What about state pensions?

Well, Gov. Wolf delivered another lame budget proposal that again fails to address the issue that is driving our state to bankruptcy: Pensions! ("Wolf cites 'largest cuts' in Pa. history," Feb. 8).

It is amazing to me how so many of us in the private workforce (myself included, a hardworking nurse) have to save for our own retirements, but Pennsylvania provides an abundant pension for teachers and state workers on my dime. I can't tell you how many of my teacher friends have retired in their mid-50s with full pensions while everyone else in the state labors on to pay for them.

|Sue Mozeleski, Philadelphia

Was Toomey's vote bought?

Why did Sen. Toomey support Betsy DeVos as education secretary despite her zero experience and her animosity toward public education ("Area educators blast DeVos approval," Feb. 8)? Was it because he is a good Republican willing to ignore the educational needs of our children for partisan politics? Or was it because the DeVos family contributed thousands to Toomey's campaigns? For either reason or both, I hope the voters don't forget Toomey sold out our children and their futures.

|Avalie R. Saperstein, Meadowbrook

Beverage tax does real harm

I thank the bipartisan state legislators who filed an amicus brief calling for the state Commonwealth Court to overturn Philadelphia's controversial beverage tax ("36 Pa. legislators call for beverage tax overturn," Feb. 7). They are correct in calling the tax illegal and noting the negative impact it will have on the state budget. They're right to be concerned that the tax will result in lost sales tax revenue for the state's general fund, which will imperil the funding of critically needed services.

Sen. Anthony Williams (D., Phila.) accurately noted that the lower-income Philadelphians the Kenney administration is trying to help through the beverage tax are the ones being most hurt financially by it. Many corner stores and even some supermarkets in poorer neighborhoods may be forced to close due to lost revenue.

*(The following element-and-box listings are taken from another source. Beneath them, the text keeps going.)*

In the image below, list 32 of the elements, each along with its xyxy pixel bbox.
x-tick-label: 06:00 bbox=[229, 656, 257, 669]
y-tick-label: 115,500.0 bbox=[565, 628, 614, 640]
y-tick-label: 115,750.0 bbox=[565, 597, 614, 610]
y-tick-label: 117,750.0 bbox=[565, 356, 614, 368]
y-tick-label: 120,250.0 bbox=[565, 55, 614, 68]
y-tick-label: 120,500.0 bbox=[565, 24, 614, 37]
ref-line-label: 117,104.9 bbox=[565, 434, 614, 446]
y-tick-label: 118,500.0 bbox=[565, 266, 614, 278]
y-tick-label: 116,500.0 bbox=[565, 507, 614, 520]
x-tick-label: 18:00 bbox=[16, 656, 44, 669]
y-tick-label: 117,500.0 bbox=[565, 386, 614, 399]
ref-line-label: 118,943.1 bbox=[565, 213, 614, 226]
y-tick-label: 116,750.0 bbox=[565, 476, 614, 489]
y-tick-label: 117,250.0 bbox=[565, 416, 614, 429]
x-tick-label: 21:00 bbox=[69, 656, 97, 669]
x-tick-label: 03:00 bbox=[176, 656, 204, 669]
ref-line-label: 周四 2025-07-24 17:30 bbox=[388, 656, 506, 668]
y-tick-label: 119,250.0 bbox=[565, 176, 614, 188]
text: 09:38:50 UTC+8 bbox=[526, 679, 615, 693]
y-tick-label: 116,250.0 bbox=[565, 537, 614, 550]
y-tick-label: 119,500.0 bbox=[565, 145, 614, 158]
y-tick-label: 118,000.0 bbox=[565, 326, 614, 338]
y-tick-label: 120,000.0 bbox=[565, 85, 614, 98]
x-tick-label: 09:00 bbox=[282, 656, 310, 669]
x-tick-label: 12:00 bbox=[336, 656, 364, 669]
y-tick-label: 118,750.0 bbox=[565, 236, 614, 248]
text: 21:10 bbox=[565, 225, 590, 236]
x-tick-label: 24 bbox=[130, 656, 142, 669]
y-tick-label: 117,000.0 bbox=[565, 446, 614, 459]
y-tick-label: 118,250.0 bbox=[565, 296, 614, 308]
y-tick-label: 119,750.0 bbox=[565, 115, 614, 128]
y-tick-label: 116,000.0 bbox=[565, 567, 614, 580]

As predicted, many of my members have seen their take-home pay cut in half as a result of drastically slumping sales, which will only get worse. The tax will never realize the revenue projected. It will only further cement our dismal reputation as an anti-business city. Overturn it.

|Daniel H. Grace, secretary and treasurer, Teamsters Local 830, Philadelphia, dgrace@teamsters830.org

Democrats mismanaged schools

Accused sexual harasser Vincent Fenerty is a sleaze and deserves a jail cell, not a huge payout and a huge pension. But was it necessary to mention that the Philadelphia Parking Authority is Republican-run four times in your editorial ("Parking pays big at PPA," Feb. 7)?

You have printed many articles on the sad state and money pit that is the Philadelphia School District, but never mention that the Democrats have mismanaged and sucked it dry for 50 years.

|Nancy Gordon, Philadelphia, ngordon1@sbcglobal.net

Happer no climate scientist

Shame on the Inquirer for perpetuating the false equivalency between climate change as understood by legitimate climate scientists and the fraudulent claims made by hoaxters such as William Happer ("No threat from carbon dioxide," Feb. 7). Although Happer is an accomplished physicist at Princeton, he is not an expert on the causes and effects of rising levels of carbon dioxide in the atmosphere. He has used his status to serve as an apologist for fossil-fuel industries, claiming that rising levels of carbon dioxide is actually good news for humanity. His "scientific" claims are not based in science. His papers on the subject cannot pass the process of peer-review, which is the gold standard for identifying valid and robust science.

|Thomas G. Corley, Hulmeville

Clarification

A Feb. 3 editorial titled "Don't skip ethics classes" mentioned State Sen. Larry Farnese's federal fraud trial. For clarification, the editorial was not suggesting that Sen. Farnese's defense was that paying a bribe was common. Sen. Farnese was exonerated because the jury found that his payment toward a city committeewoman's daughter's study-abroad trip was not, in fact, a bribe, but rather an act of constituent service and that such constituent service was common in local politics.